Fifty years after the March on Washington, is there still more that unites us than divides us?
The Daily Rundown‘s Chuck Todd sat down with Lonnie Bunch, the founding director of the Smithsonian National Museum of African American History and Culture, and Pulitzer Prize-winning civil rights historian and author Taylor Branch to look at how far the country has–or has not–evolved.
Branch said that the past 50 years since Martin Luther King Jr.’s historic speech had brought “immense advances toward free and equal–what Dr. King called equal votes and equal souls in the United States” and paved the way for other advancements for women and other minorities.

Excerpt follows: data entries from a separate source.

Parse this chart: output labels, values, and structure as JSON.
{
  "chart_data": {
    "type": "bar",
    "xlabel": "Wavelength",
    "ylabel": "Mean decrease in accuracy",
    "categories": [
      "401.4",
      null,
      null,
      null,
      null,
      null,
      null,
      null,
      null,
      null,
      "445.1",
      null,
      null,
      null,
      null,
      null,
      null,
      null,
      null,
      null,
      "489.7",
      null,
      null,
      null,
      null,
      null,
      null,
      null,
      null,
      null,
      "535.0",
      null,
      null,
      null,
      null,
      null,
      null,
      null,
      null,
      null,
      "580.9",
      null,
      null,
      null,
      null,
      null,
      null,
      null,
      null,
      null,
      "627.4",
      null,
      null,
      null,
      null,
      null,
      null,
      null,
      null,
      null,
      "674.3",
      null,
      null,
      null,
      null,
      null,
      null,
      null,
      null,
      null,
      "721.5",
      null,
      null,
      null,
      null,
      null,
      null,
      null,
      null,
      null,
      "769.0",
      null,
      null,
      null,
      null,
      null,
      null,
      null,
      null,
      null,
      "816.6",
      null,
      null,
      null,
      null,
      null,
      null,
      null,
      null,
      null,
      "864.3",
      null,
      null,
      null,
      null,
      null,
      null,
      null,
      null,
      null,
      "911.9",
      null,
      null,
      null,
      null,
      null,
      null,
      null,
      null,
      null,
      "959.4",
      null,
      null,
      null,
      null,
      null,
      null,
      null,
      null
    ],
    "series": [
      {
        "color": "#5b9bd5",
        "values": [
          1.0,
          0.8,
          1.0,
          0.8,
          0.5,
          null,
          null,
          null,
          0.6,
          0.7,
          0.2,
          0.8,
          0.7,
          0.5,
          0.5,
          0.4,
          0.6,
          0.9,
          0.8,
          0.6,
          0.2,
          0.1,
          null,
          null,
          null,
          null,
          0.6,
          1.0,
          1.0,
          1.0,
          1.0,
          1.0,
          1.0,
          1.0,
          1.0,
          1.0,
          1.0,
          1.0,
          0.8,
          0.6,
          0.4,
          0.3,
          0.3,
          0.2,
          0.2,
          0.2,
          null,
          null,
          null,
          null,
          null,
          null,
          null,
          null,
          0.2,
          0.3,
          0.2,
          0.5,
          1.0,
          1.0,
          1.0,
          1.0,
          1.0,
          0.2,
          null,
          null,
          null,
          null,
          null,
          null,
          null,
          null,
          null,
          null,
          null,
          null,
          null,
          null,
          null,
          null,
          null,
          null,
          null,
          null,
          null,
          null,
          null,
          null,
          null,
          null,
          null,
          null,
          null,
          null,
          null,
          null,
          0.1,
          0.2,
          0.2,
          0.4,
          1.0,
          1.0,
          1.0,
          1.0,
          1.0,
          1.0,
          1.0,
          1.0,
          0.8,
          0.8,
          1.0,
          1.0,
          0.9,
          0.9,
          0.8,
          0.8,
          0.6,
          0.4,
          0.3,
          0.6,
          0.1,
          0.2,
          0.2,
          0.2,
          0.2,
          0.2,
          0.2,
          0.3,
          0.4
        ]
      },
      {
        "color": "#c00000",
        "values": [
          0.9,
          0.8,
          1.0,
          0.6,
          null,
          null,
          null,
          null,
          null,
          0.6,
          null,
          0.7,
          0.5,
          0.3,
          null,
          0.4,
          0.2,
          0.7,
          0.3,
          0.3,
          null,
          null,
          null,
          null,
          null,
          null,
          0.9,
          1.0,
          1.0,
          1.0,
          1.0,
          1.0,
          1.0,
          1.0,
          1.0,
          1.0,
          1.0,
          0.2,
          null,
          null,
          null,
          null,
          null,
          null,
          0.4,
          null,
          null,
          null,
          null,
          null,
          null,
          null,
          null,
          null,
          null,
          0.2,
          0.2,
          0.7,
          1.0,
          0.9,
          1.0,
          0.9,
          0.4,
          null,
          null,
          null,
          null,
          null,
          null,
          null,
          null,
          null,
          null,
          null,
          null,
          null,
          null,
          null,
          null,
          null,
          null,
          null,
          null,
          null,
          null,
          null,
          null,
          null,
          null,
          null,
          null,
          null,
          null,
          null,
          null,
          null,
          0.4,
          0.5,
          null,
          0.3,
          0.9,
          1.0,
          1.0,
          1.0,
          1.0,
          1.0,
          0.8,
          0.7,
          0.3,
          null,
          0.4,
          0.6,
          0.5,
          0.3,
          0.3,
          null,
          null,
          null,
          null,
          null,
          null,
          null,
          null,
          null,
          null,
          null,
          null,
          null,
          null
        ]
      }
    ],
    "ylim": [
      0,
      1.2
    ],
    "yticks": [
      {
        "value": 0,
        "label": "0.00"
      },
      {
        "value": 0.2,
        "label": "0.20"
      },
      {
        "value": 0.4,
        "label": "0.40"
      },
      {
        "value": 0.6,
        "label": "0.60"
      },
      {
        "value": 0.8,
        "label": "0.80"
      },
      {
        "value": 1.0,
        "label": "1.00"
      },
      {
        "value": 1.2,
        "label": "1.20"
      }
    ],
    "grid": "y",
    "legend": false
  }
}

“Basically race has always been the chief barrier, but it’s also the gateway. When people deal forthrightly with race it pays other benefits,” said Branch. “Now here we are, in 2013 we have benefits that make us optimistic we can tackle tough problems, but our politics is in gridlock largely because we don’t deal with race and we don’t acknowledge what we’ve done.”
Bunch called race “the most important issue that divides us” and expressed hope that the Smithsonian’s new museum, slated to open in 2015, could provide a place for all people to come together.
“For us, it’s crucially important to craft a museum that forces us to discuss where we’ve improved in race and where this is a continuing battle for us to wrestle with,” said Bunch.